Wednesday, May 28, 2008

The license to kill


Sometimes when humankind tinkers with Nature's grand plans, the complex ecosystem suffers mightily and humans feel the backlash. Is there any better example of the consequences to man, animal life, vegetation and waterways than industry's pumping pollution into the environment?

Now Idaho is about to embark on the killing of gray wolves roaming the state without any reasonable explanation of the thinking behind the killing quota set by the state Fish and Game Commission.

Of the estimated 1,000 wolves in the state, the commission has decided to allow 428 to die this year, including those killed by hunters. Prior to last week's meeting, Fish and Game biologists had recommended that the population be reduced by only 328 wolves, to the 2006 level. But the commission said, no, let's take it down to the 2005 level, estimated at 518 animals.

Other than using the estimated wolf population of the 2005-2007 period as a guide, did the commission take into account any of the needs of the ecosystem and need for predators in the animal kingdom to maintain the balances that nature mysteriously and delicately creates for the betterment of life on the planet?

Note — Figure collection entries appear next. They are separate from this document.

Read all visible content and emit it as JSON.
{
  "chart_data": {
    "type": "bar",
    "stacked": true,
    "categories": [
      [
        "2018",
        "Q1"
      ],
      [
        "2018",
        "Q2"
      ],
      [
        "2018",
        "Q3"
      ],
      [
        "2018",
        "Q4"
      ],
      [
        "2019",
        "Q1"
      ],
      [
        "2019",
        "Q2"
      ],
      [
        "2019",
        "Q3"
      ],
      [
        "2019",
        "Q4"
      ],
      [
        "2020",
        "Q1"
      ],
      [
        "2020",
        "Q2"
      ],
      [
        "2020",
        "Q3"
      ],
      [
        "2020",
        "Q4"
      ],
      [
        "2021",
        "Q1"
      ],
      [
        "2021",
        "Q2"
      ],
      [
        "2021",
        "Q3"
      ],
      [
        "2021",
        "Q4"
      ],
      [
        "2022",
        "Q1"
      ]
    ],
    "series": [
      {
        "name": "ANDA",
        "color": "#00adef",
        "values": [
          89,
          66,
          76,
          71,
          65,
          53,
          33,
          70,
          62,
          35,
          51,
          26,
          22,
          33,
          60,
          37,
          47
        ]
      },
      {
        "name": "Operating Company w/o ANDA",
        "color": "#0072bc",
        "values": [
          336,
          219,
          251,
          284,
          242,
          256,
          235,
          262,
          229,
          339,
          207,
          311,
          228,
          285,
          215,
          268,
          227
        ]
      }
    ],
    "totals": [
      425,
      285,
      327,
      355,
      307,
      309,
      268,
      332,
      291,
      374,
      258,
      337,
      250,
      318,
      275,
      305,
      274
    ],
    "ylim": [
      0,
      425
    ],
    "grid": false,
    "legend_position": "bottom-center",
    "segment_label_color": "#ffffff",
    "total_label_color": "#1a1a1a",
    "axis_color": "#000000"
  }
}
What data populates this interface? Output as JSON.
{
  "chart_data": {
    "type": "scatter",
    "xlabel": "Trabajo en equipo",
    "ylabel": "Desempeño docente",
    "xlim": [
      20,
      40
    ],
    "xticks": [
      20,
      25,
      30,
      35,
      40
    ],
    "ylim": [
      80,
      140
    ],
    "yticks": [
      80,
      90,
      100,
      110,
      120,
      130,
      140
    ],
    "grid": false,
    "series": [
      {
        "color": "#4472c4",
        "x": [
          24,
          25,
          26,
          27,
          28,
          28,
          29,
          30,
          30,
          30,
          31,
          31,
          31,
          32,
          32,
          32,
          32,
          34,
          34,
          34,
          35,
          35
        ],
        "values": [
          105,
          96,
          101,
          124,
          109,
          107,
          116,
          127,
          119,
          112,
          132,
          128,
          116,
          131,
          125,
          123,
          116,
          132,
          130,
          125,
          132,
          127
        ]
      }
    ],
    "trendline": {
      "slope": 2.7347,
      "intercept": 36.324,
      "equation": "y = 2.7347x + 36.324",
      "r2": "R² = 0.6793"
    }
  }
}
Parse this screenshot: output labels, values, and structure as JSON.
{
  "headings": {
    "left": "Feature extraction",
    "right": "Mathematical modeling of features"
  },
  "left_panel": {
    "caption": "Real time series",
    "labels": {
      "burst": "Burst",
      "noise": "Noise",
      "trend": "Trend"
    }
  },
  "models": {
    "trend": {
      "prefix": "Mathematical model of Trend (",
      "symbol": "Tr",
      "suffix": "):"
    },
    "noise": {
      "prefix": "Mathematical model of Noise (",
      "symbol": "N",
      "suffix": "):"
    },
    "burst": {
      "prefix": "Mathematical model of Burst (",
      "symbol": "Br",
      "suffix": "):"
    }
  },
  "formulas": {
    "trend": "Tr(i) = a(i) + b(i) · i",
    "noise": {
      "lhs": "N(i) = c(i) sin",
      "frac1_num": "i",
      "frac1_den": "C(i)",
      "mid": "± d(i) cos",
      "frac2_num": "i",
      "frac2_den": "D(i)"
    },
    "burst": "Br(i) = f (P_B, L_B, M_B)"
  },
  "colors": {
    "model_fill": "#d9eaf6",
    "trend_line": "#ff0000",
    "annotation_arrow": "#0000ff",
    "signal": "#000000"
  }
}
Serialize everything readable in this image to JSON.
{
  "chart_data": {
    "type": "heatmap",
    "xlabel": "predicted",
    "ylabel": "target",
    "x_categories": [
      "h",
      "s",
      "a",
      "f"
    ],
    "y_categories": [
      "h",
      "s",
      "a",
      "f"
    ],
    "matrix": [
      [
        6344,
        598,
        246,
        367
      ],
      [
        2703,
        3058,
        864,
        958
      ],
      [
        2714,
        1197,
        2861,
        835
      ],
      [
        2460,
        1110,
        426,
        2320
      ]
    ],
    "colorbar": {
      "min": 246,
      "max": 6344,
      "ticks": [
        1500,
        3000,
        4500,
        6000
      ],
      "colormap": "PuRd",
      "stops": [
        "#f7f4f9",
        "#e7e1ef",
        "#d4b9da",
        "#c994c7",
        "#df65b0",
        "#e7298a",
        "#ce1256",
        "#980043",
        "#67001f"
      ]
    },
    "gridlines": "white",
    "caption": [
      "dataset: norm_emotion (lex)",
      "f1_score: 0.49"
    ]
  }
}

A cloud hangs over this wolf "management" plan: Fish and Game Commissioners tend to reflect the temperament of Idaho Gov. Butch Otter, who's made no secret of his hostility toward the animal. Last year, he expressed the wish that the wolf population would be slaughtered down to 100 animals to protect elk stock for hunters.

Until the state commission provides better biological rationale for its wolf-kill quota, the suspicion will linger that this state license to kill is more to satisfy the animosity toward and superstition of wolves held by Gov. Otter and his ilk rather than to balance nature's far older and more intelligent ecosystem code.